Questions for Leaders

Bob Schultek
Author of
The Gauntlet

The pace of economic change continues to accelerate, driven by global competition, rapid developments in technology, and the shift in transaction power from seller to buyer. Businesses are perpetually disrupted by the need to respond faster in creating strategic value for customers, or suffer the consequences if they cannot do so quickly enough. 

It’s an economy that demands agility and innovation to create value and sustainability.

Creating value is difficult work, much more challenging than extracting it from the business by downsizing, reorganizing, de-layering, re-engineering, etc. Creating value is the work of leaders. It’s expected that leaders will drive productive change, engaging and inspiring their people to invest the extra effort necessary to execute strategy, innovate and move faster, creating the required strategic value. 

For decades, it’s been common managerial practice to improve results by standardizing products and processes, delivering increased operational efficiency and less risk. Sustaining performance is the responsibility of a management bureaucracy and a top-down command and control structure. Having established this operating model, the focus shifts to continually refining and pruning the operation to extract value from it, guided by readily available internal data. This proven methodology may produce short-term profitability, but it also produces mediocrity, and does not create value or cultivate sustainability

Improving operational efficiency is still a vital, necessary objective, but it is no longer the priority. To create value in today’s economy, leaders get their cues by looking outward, gaining insight by collaborating with customers to accelerate progress and prosperity – just like they did when the business was new and seeking their first customers. And they keep asking questions like these?

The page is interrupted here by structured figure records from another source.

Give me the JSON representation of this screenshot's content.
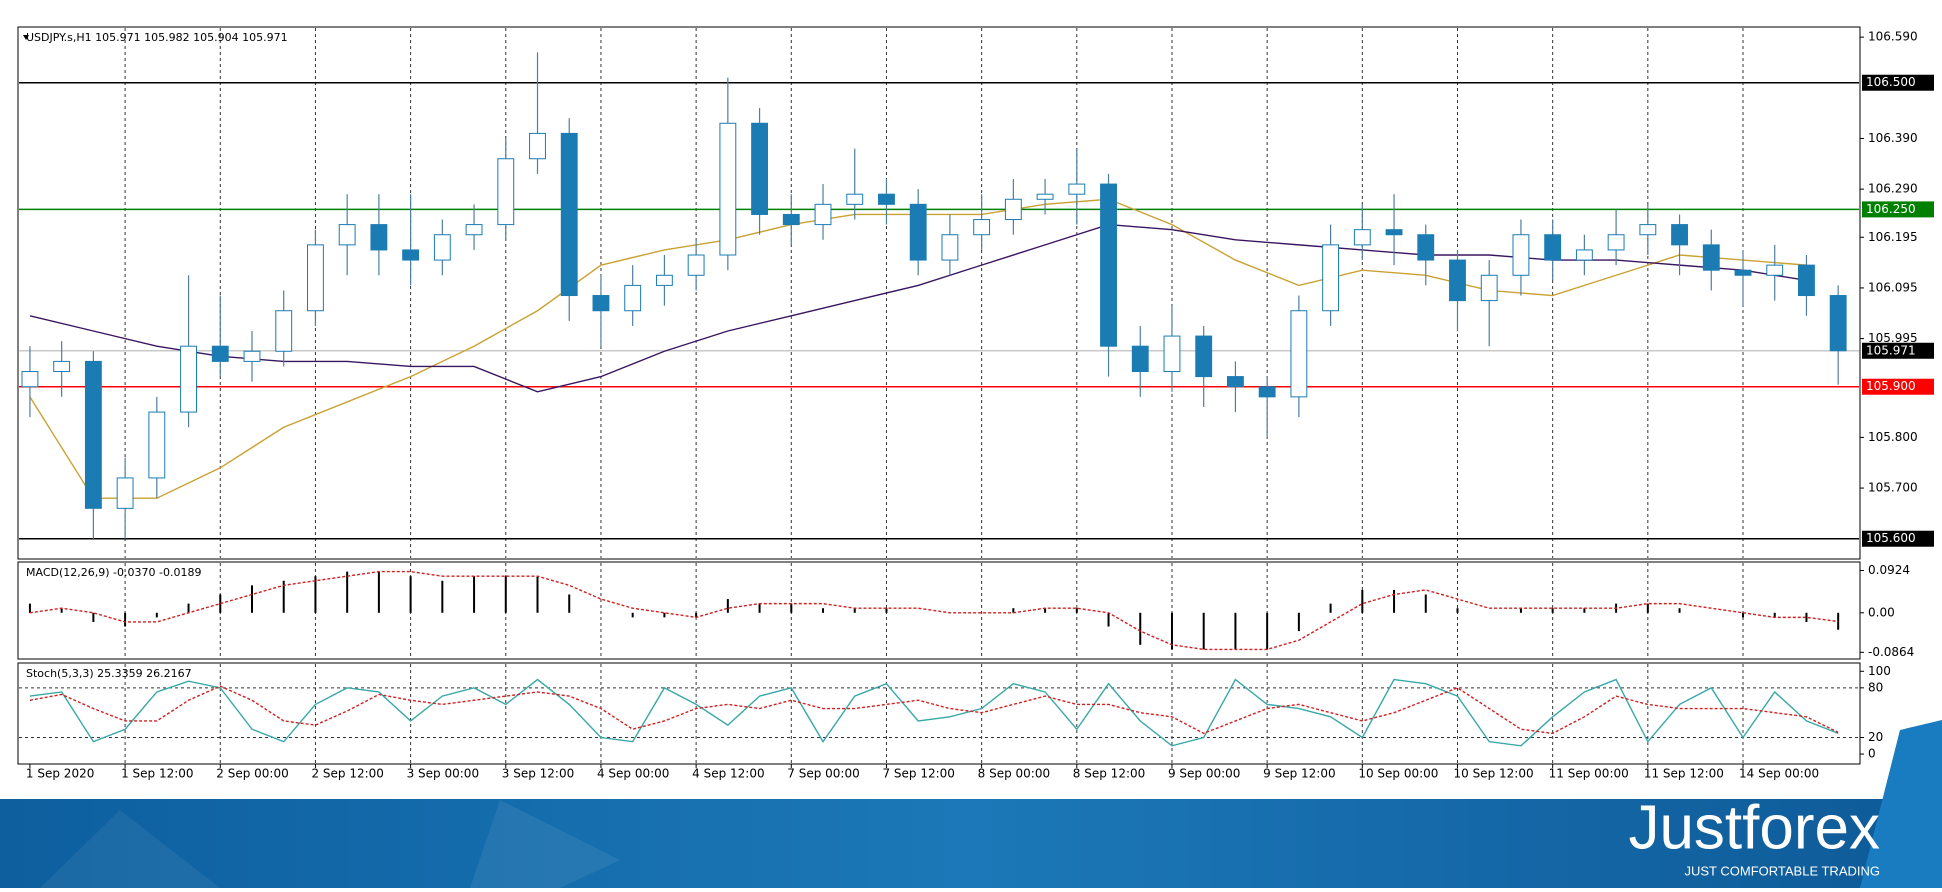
{
  "chart_data": [
    {
      "type": "candlestick",
      "title": "USDJPY.s,H1  105.971 105.982 105.904 105.971",
      "x": [
        0,
        4,
        8,
        12,
        16,
        20,
        24,
        28,
        32,
        36,
        40,
        44,
        48,
        52,
        56,
        60,
        64,
        68,
        72,
        76,
        80,
        84,
        88,
        92,
        96,
        100,
        104,
        108,
        112,
        116,
        120,
        124,
        128,
        132,
        136,
        140,
        144,
        148,
        152,
        156,
        160,
        164,
        168,
        172,
        176,
        180,
        184,
        188,
        192,
        196,
        200,
        204,
        208,
        212,
        216,
        220,
        224,
        228
      ],
      "open": [
        105.9,
        105.93,
        105.95,
        105.66,
        105.72,
        105.85,
        105.98,
        105.95,
        105.97,
        106.05,
        106.18,
        106.22,
        106.17,
        106.15,
        106.2,
        106.22,
        106.35,
        106.4,
        106.08,
        106.05,
        106.1,
        106.12,
        106.16,
        106.42,
        106.24,
        106.22,
        106.26,
        106.28,
        106.26,
        106.15,
        106.2,
        106.23,
        106.27,
        106.28,
        106.3,
        105.98,
        105.93,
        106.0,
        105.92,
        105.9,
        105.88,
        106.05,
        106.18,
        106.21,
        106.2,
        106.15,
        106.07,
        106.12,
        106.2,
        106.15,
        106.17,
        106.2,
        106.22,
        106.18,
        106.13,
        106.12,
        106.14,
        106.08
      ],
      "high": [
        105.98,
        105.99,
        105.97,
        105.76,
        105.88,
        106.12,
        106.08,
        106.01,
        106.09,
        106.21,
        106.28,
        106.28,
        106.28,
        106.23,
        106.26,
        106.39,
        106.56,
        106.43,
        106.12,
        106.14,
        106.16,
        106.19,
        106.51,
        106.45,
        106.28,
        106.3,
        106.37,
        106.31,
        106.29,
        106.24,
        106.28,
        106.31,
        106.31,
        106.37,
        106.32,
        106.02,
        106.06,
        106.02,
        105.95,
        105.92,
        106.08,
        106.22,
        106.26,
        106.28,
        106.22,
        106.17,
        106.15,
        106.23,
        106.23,
        106.2,
        106.25,
        106.26,
        106.24,
        106.21,
        106.17,
        106.18,
        106.16,
        106.1
      ],
      "low": [
        105.84,
        105.88,
        105.6,
        105.6,
        105.68,
        105.82,
        105.92,
        105.91,
        105.94,
        106.02,
        106.12,
        106.12,
        106.1,
        106.12,
        106.17,
        106.19,
        106.32,
        106.03,
        105.98,
        106.02,
        106.06,
        106.09,
        106.13,
        106.2,
        106.18,
        106.19,
        106.23,
        106.22,
        106.12,
        106.12,
        106.17,
        106.2,
        106.24,
        106.22,
        105.92,
        105.88,
        105.89,
        105.86,
        105.85,
        105.8,
        105.84,
        106.02,
        106.15,
        106.14,
        106.1,
        106.01,
        105.98,
        106.08,
        106.11,
        106.12,
        106.14,
        106.16,
        106.12,
        106.09,
        106.06,
        106.07,
        106.04,
        105.904
      ],
      "close": [
        105.93,
        105.95,
        105.66,
        105.72,
        105.85,
        105.98,
        105.95,
        105.97,
        106.05,
        106.18,
        106.22,
        106.17,
        106.15,
        106.2,
        106.22,
        106.35,
        106.4,
        106.08,
        106.05,
        106.1,
        106.12,
        106.16,
        106.42,
        106.24,
        106.22,
        106.26,
        106.28,
        106.26,
        106.15,
        106.2,
        106.23,
        106.27,
        106.28,
        106.3,
        105.98,
        105.93,
        106.0,
        105.92,
        105.9,
        105.88,
        106.05,
        106.18,
        106.21,
        106.2,
        106.15,
        106.07,
        106.12,
        106.2,
        106.15,
        106.17,
        106.2,
        106.22,
        106.18,
        106.13,
        106.12,
        106.14,
        106.08,
        105.971
      ],
      "up_color": "#ffffff",
      "down_color": "#1a7cb3",
      "wick_color": "#4f7f9f",
      "lines": [
        {
          "color": "#c9a233",
          "x": [
            0,
            8,
            16,
            24,
            32,
            40,
            48,
            56,
            64,
            72,
            80,
            88,
            96,
            104,
            112,
            120,
            128,
            136,
            144,
            152,
            160,
            168,
            176,
            184,
            192,
            200,
            208,
            216,
            224
          ],
          "values": [
            105.88,
            105.68,
            105.68,
            105.74,
            105.82,
            105.87,
            105.92,
            105.98,
            106.05,
            106.14,
            106.17,
            106.19,
            106.22,
            106.24,
            106.24,
            106.24,
            106.26,
            106.27,
            106.22,
            106.15,
            106.1,
            106.13,
            106.12,
            106.09,
            106.08,
            106.12,
            106.16,
            106.15,
            106.14
          ]
        },
        {
          "color": "#3b1560",
          "x": [
            0,
            8,
            16,
            24,
            32,
            40,
            48,
            56,
            64,
            72,
            80,
            88,
            96,
            104,
            112,
            120,
            128,
            136,
            144,
            152,
            160,
            168,
            176,
            184,
            192,
            200,
            208,
            216,
            224
          ],
          "values": [
            106.04,
            106.01,
            105.98,
            105.96,
            105.95,
            105.95,
            105.94,
            105.94,
            105.89,
            105.92,
            105.97,
            106.01,
            106.04,
            106.07,
            106.1,
            106.14,
            106.18,
            106.22,
            106.21,
            106.19,
            106.18,
            106.17,
            106.16,
            106.16,
            106.15,
            106.15,
            106.14,
            106.13,
            106.11
          ]
        }
      ],
      "levels": [
        {
          "value": 106.5,
          "label": "106.500",
          "line_color": "#000000",
          "box_color": "#000000"
        },
        {
          "value": 106.25,
          "label": "106.250",
          "line_color": "#008000",
          "box_color": "#008000"
        },
        {
          "value": 105.971,
          "label": "105.971",
          "line_color": "#c8c8c8",
          "box_color": "#000000"
        },
        {
          "value": 105.9,
          "label": "105.900",
          "line_color": "#ff0000",
          "box_color": "#ff0000"
        },
        {
          "value": 105.6,
          "label": "105.600",
          "line_color": "#000000",
          "box_color": "#000000"
        }
      ],
      "xlim": [
        -1,
        230.5
      ],
      "ylim": [
        105.56,
        106.61
      ],
      "yticks": [
        {
          "value": 106.59,
          "label": "106.590"
        },
        {
          "value": 106.39,
          "label": "106.390"
        },
        {
          "value": 106.29,
          "label": "106.290"
        },
        {
          "value": 106.195,
          "label": "106.195"
        },
        {
          "value": 106.095,
          "label": "106.095"
        },
        {
          "value": 105.995,
          "label": "105.995"
        },
        {
          "value": 105.8,
          "label": "105.800"
        },
        {
          "value": 105.7,
          "label": "105.700"
        }
      ],
      "xticks": [
        {
          "value": 0,
          "label": "1 Sep 2020"
        },
        {
          "value": 12,
          "label": "1 Sep 12:00"
        },
        {
          "value": 24,
          "label": "2 Sep 00:00"
        },
        {
          "value": 36,
          "label": "2 Sep 12:00"
        },
        {
          "value": 48,
          "label": "3 Sep 00:00"
        },
        {
          "value": 60,
          "label": "3 Sep 12:00"
        },
        {
          "value": 72,
          "label": "4 Sep 00:00"
        },
        {
          "value": 84,
          "label": "4 Sep 12:00"
        },
        {
          "value": 96,
          "label": "7 Sep 00:00"
        },
        {
          "value": 108,
          "label": "7 Sep 12:00"
        },
        {
          "value": 120,
          "label": "8 Sep 00:00"
        },
        {
          "value": 132,
          "label": "8 Sep 12:00"
        },
        {
          "value": 144,
          "label": "9 Sep 00:00"
        },
        {
          "value": 156,
          "label": "9 Sep 12:00"
        },
        {
          "value": 168,
          "label": "10 Sep 00:00"
        },
        {
          "value": 180,
          "label": "10 Sep 12:00"
        },
        {
          "value": 192,
          "label": "11 Sep 00:00"
        },
        {
          "value": 204,
          "label": "11 Sep 12:00"
        },
        {
          "value": 216,
          "label": "14 Sep 00:00"
        }
      ],
      "grid": true
    },
    {
      "type": "macd",
      "title": "MACD(12,26,9) -0.0370 -0.0189",
      "histogram": {
        "color": "#000000",
        "values": [
          0.02,
          0.01,
          -0.02,
          -0.03,
          -0.01,
          0.02,
          0.04,
          0.06,
          0.07,
          0.08,
          0.09,
          0.09,
          0.08,
          0.07,
          0.08,
          0.08,
          0.08,
          0.04,
          0,
          -0.01,
          -0.01,
          -0.01,
          0.03,
          0.02,
          0.02,
          0.01,
          0.01,
          0.01,
          0,
          0,
          0,
          0.01,
          0.01,
          0.01,
          -0.03,
          -0.07,
          -0.08,
          -0.08,
          -0.08,
          -0.08,
          -0.04,
          0.02,
          0.05,
          0.05,
          0.04,
          0.01,
          0,
          0.01,
          0.01,
          0.01,
          0.02,
          0.02,
          0.01,
          0,
          -0.01,
          -0.01,
          -0.02,
          -0.037
        ]
      },
      "signal": {
        "color": "#d02020",
        "values": [
          0,
          0.01,
          0,
          -0.02,
          -0.02,
          0,
          0.02,
          0.04,
          0.06,
          0.07,
          0.08,
          0.09,
          0.09,
          0.08,
          0.08,
          0.08,
          0.08,
          0.06,
          0.03,
          0.01,
          0,
          -0.01,
          0.01,
          0.02,
          0.02,
          0.02,
          0.01,
          0.01,
          0.01,
          0,
          0,
          0,
          0.01,
          0.01,
          0,
          -0.04,
          -0.07,
          -0.08,
          -0.08,
          -0.08,
          -0.06,
          -0.02,
          0.02,
          0.04,
          0.05,
          0.03,
          0.01,
          0.01,
          0.01,
          0.01,
          0.01,
          0.02,
          0.02,
          0.01,
          0,
          -0.01,
          -0.01,
          -0.019
        ]
      },
      "ylim": [
        -0.101,
        0.111
      ],
      "yticks": [
        0.0924,
        {
          "value": 0,
          "label": "0.00"
        },
        -0.0864
      ]
    },
    {
      "type": "stochastic",
      "title": "Stoch(5,3,3) 25.3359 26.2167",
      "main": {
        "color": "#3aa8a8",
        "values": [
          70,
          75,
          15,
          30,
          75,
          88,
          80,
          30,
          15,
          60,
          80,
          75,
          40,
          70,
          80,
          60,
          90,
          60,
          20,
          15,
          80,
          60,
          35,
          70,
          80,
          15,
          70,
          85,
          40,
          45,
          55,
          85,
          75,
          30,
          85,
          40,
          10,
          20,
          90,
          60,
          55,
          45,
          20,
          90,
          85,
          70,
          15,
          10,
          45,
          75,
          90,
          15,
          60,
          80,
          20,
          75,
          40,
          25
        ]
      },
      "signal": {
        "color": "#d02020",
        "values": [
          65,
          72,
          55,
          40,
          40,
          65,
          82,
          65,
          40,
          35,
          52,
          72,
          65,
          60,
          65,
          70,
          75,
          70,
          55,
          30,
          40,
          55,
          60,
          55,
          65,
          55,
          55,
          60,
          65,
          55,
          50,
          60,
          70,
          60,
          60,
          50,
          45,
          25,
          40,
          55,
          60,
          50,
          40,
          50,
          65,
          80,
          55,
          30,
          25,
          45,
          70,
          60,
          55,
          55,
          55,
          50,
          45,
          26.22
        ]
      },
      "ylim": [
        -12,
        110
      ],
      "yticks": [
        100,
        80,
        20,
        0
      ]
    }
  ],
  "brand": {
    "name": "Justforex",
    "tagline": "JUST COMFORTABLE TRADING"
  }
}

  • How can we accelerate decision-making to help our business move faster?
  • How can our organization pursue innovation when all of its systems and procedures are dedicated to preserving the status quo and extracting gains from efficiency?
  • How can we encourage creativity and collaboration when the current operating structure still involves managers telling workers what to do?
  • How can we build trust and transparency when our vertical management structure inherently fosters bureaucracy and non-transparency?
  • How can our business innovate with a dispirited, sometimes disruptive, workforce?

To prosper in today’s economy, companies rely on leaders who can mobilize their people to challenge what is possible, transform values into actions, and create strategic value for customers and the organization.